I know that it's a cliché, but the thing about clichés (which, in itself, is a cliché) is that they become clichés by virtue of being true. However hackneyed it may be, it is hard to deny that there is something endlessly heart-warming about people-watching in airport arrivals halls.

The thing about airport arrivals is that peoples' emotions are to the fore. Partly it must be about reuniting people who have been separated, often by great physical distances. We can hear and see people on the other side of the planet, nowadays, but that doesn’t beat the touch of somebody we hold dear.

Another factor is that, deep down, most of us fear flying, however much we may know that it is statistically safe. The inherent problem with it, as an often-essential means of transport, is that it is such an obviously unnatural experience, over which you have absolutely no control. The discovery that either we, or our friends, family and loved ones have landed safely must release some pent up anxiety, which often, it seems to me, comes out in expressions of love.

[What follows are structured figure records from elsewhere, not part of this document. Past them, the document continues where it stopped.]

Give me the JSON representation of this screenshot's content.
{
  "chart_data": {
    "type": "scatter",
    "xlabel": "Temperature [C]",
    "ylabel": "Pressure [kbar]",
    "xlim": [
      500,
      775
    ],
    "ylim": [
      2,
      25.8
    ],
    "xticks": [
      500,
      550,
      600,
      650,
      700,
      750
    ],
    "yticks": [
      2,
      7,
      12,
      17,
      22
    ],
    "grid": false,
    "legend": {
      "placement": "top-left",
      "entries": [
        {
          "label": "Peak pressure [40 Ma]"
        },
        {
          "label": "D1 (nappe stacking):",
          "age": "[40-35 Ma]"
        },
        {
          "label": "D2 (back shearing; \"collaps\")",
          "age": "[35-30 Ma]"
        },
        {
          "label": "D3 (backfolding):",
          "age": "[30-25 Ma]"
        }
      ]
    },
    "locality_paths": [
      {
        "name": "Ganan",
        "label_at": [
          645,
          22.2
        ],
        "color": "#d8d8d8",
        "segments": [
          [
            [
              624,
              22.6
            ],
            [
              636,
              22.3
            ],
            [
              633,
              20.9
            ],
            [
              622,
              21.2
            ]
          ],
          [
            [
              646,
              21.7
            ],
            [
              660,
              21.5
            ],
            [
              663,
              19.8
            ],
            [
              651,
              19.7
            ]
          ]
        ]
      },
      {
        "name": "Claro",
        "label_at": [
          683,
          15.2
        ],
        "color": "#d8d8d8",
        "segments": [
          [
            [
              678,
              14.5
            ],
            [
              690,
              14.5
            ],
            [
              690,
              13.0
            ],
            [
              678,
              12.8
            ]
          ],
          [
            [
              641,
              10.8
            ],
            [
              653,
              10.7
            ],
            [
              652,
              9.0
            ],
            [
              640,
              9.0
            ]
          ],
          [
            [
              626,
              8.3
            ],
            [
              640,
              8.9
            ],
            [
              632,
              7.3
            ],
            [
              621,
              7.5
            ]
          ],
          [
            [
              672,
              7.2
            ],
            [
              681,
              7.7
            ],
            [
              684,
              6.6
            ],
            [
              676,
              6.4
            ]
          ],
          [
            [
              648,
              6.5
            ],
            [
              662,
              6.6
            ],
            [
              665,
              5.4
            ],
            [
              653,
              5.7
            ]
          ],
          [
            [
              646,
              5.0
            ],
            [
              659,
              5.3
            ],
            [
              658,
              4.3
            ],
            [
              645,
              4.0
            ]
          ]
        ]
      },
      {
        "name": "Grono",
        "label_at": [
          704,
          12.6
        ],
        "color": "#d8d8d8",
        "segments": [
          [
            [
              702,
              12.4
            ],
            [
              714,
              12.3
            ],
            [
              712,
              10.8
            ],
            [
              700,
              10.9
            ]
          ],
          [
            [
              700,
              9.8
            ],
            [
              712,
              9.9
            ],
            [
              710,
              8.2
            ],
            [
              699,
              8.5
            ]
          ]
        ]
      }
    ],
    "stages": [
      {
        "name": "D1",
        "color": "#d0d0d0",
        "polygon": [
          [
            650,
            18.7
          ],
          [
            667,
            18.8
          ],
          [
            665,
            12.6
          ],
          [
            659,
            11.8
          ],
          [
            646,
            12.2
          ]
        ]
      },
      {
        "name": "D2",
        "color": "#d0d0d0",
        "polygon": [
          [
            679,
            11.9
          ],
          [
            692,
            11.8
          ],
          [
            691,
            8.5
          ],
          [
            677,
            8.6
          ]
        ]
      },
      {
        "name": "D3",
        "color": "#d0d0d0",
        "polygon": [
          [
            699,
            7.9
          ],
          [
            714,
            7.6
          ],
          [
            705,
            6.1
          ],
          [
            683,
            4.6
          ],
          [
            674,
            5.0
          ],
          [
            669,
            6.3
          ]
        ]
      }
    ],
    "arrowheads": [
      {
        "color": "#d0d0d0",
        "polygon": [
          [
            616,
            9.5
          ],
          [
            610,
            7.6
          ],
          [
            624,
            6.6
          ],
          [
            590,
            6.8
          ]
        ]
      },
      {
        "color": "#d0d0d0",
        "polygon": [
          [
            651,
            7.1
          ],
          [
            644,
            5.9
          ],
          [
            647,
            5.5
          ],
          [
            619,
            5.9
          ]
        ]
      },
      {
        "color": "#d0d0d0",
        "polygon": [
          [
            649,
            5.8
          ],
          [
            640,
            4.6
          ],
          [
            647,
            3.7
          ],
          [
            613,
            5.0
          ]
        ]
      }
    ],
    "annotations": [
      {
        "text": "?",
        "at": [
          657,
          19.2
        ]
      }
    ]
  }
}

Standing at the arrivals hall recently, I watched countless couples and families reuniting, and there wasn't a single grouping that didn't move me. My favourite was possibly the Spanish grandmother who was reunited with her grandson of about 18 months old. When she saw him, on emerging from the gate, her face lit up and she rushed over to the barrier where his father was holding him aloft. On reaching him, her face bright with love, she kissed her grandson again and again and again, changing from cheek to cheek, her eyes increasingly watery from tears of joy.